25 Fla. L. Weekly Supp. 623a

Online Reference: FLWSUPP 2507ACQUInsurance — Personal injury protection — Discovery — Failure to comply — Sanctions — Motion for sanctions against insurer that violated two court orders to produce documents related to global settlement which medical provider’s reply to insurer’s answer to complaint alleges included instant PIP claim and was breached by insurer — Violations of orders are not justified by fact that multiple law firms represented insurer — Insurer and counsel have been previously sanctioned, insurer was involved in violations as evinced by corporate representative’s denial of existence of documents regarding global settlement that insurer now admits exist, delay has prejudiced provider severely and created significant problems of judicial administration, and insurer has no reasonable justification for noncompliance — Insurer and its corporate representative are found in contempt of court, and claim that instant PIP claim was included in global settlement is found to be established — Insurer is prevented from opposing claim of global settlement or opposing global settlement in any way

STAND-UP MRI & DIAGNOSTIC CENTER, P.A., as assignee of Dennis Acquaro, Plaintiff, v. STATE FARM MUTUAL AUTOMOBILE INSURANCE COMPANY, Defendant. County Court, 7th Judicial Circuit in and for Volusia County. Case No. 2016 20757 CONS . Div. 78. September 28, 2017. Shirley A. Green, Judge. Counsel: David B. Alexander, Bradford Cederberg, P.A., Orlando, for Plaintiff. Michael Rosenberg, Roig Lawyers, Deerfield Beach, for Defendant.

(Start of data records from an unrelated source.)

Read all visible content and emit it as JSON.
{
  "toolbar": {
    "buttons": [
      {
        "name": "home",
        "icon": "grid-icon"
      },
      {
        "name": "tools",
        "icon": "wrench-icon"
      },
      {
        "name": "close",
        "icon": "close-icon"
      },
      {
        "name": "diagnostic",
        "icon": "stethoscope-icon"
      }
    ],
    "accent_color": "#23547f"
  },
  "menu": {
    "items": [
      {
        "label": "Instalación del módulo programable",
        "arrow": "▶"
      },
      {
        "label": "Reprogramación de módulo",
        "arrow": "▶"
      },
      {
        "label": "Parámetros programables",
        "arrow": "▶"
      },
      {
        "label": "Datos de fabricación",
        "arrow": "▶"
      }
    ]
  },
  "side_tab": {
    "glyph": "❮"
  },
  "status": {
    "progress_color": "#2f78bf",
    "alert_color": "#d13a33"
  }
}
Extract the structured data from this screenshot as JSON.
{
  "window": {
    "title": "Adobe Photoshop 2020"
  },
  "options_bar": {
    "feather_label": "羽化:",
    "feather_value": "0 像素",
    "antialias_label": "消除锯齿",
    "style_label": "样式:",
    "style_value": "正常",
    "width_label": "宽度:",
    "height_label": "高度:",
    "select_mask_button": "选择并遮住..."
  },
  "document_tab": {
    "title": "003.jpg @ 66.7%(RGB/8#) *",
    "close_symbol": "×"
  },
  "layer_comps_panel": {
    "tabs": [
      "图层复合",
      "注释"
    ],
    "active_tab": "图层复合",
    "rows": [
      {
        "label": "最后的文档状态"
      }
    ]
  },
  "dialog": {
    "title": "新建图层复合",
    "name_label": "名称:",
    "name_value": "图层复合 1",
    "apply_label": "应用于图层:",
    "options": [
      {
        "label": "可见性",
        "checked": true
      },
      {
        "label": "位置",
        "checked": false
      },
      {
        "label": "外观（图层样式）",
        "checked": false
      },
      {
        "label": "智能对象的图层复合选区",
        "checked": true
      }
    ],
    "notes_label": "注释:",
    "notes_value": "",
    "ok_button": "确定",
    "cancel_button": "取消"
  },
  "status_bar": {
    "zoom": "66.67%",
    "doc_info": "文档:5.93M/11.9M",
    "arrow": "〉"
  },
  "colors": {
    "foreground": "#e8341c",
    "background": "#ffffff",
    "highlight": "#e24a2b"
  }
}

ORDER GRANTING PLAINTIFF’S AMENDED MOTIONFOR SANCTIONS AND AMENDED MOTION FORCONTEMPT OF COURT AGAINST DEFENDANT,STATE FARM MUTUAL AUTOMOBILE INSURANCECOMPANY, AND DEFENDANT, STATE FARM MUTUALAUTOMOBILE INSURANCE COMPANY’SCORPORATE REPRESENTATIVE

THIS MATTER having come before this Honorable Court on Plaintiff’s Amended Motion for Sanctions and Amended Motion For Contempt of Court Against Defendant, State Farm Mutual Automobile Insurance Company, and Defendant, State Farm Mutual Automobile Insurance Company’s Corporate Representative, bearing certificate of service date July 28, 2017, and this Honorable Court having heard arguments of counsel on August 24, 2017 and being otherwise fully advised in the premises, finds as follows:

1. This matter arises out of a motor vehicle collision that occurred on or about 7/21/2011.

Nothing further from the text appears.